I think Super Mario Bros. 1 is the perfect game for this kind of debate. Since noone I know reads game manuals, the first Super Mario game was a fantastic lesson in creative learning - you press start, and there you are, a little man standing on the left of the screen. You don't know what you're doing or what you're supposed to be doing. You walk right, a walking mushroom shows up, walks into you, and you die. There you are again. You try out your buttons this time, one makes you jump. This time you jump over the little mushroom. Eventually you accidentally jump on top of an enemy and you learn you can kill it that way, you learn that jumping and hitting your head on question blocks gives you coins and power-ups, you learn you can run to make longer jumps, and every single time you learn one of these things the game opens up a little.
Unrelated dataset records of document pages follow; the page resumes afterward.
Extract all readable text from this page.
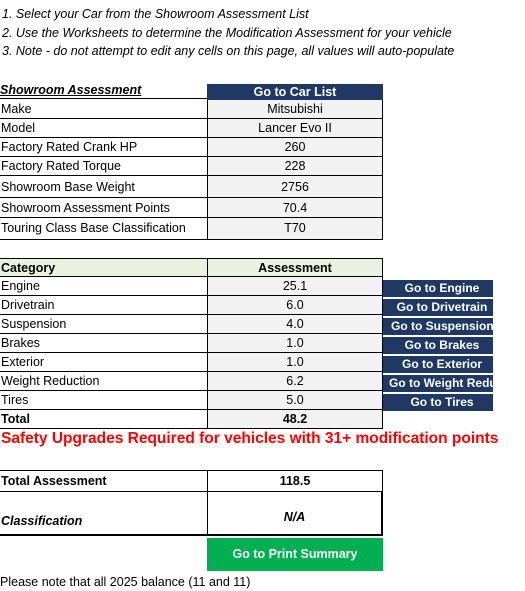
1. Select your Car from the Showroom Assessment List
2. Use the Worksheets to determine the Modification Assessment for your vehicle
3. Note - do not attempt to edit any cells on this page, all values will auto-populate
Showroom Assessment	Go to Car List
Make	Mitsubishi
Model	Lancer Evo II
Factory Rated Crank HP	260
Factory Rated Torque	228
Showroom Base Weight	2756
Showroom Assessment Points	70.4
Touring Class Base Classification	T70
Category	Assessment
Engine	25.1	Go to Engine
Drivetrain	6.0	Go to Drivetrain
Suspension	4.0	Go to Suspension
Brakes	1.0	Go to Brakes
Exterior	1.0	Go to Exterior
Weight Reduction	6.2	Go to Weight Reduction
Tires	5.0	Go to Tires
Total	48.2
Safety Upgrades Required for vehicles with 31+ modification points
Total Assessment	118.5
Classification	N/A
Go to Print Summary
Please note that all 2025 balance (11 and 11)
You see new possibilities and options for gameplay, and all of these things [i]cost[/i] you - nothing is explained, nothing is simply given to you. You have to figure it all out for yourself. The first time I beat Super Mario Bros., I had a level of satisfaction that I have probably never equaled in gaming. It was fun, it was spectacular fun, actually, but it was difficult! We have nothing like this now. Even Mario games now explain every single thing you can do in complete detail. Where is my son's Super Mario Bros.?
Like I said, there [i]should[/i] be easy games for the absolute n00b. We need Wii Sports to grab the attention of people who otherwise wouldn't play a game. I personally find it difficult to believe that we need to get grandmas the world over playing, but that's not really relevant here. We need Wii Sports. I get it. But we also need tough, creative games that don't hold your hand and lead you through the experience by your nose. The pussification of gaming is an alarming thing because the next generation of gamers (our own sons and daughters) simply isn't [i]getting[/i] it - these things aren't supposed to be simple experiences that you play through for the rpg factor (I AM YU-GI-OH! HOORAY! I AM THAT GUY FROM THE TV!) alone, they are supposed to be challenging, they are supposed to take you a month to beat, they are supposed to require practice and skill. [i]There's nothing wrong with a game that makes you break a controller or two.[/i] Games today are afraid to frustrate the player, and that's sad. With no frustration, with no skill or practice required, there is no real satisfaction in becoming skilled and defeating the challenge.
KOTOR I and II were fun. They really made me feel like I was in the Star Wars universe, and I loved them. I'm dying to play the next one. It just would've been nice if I'd, you know, had to [i]try[/i].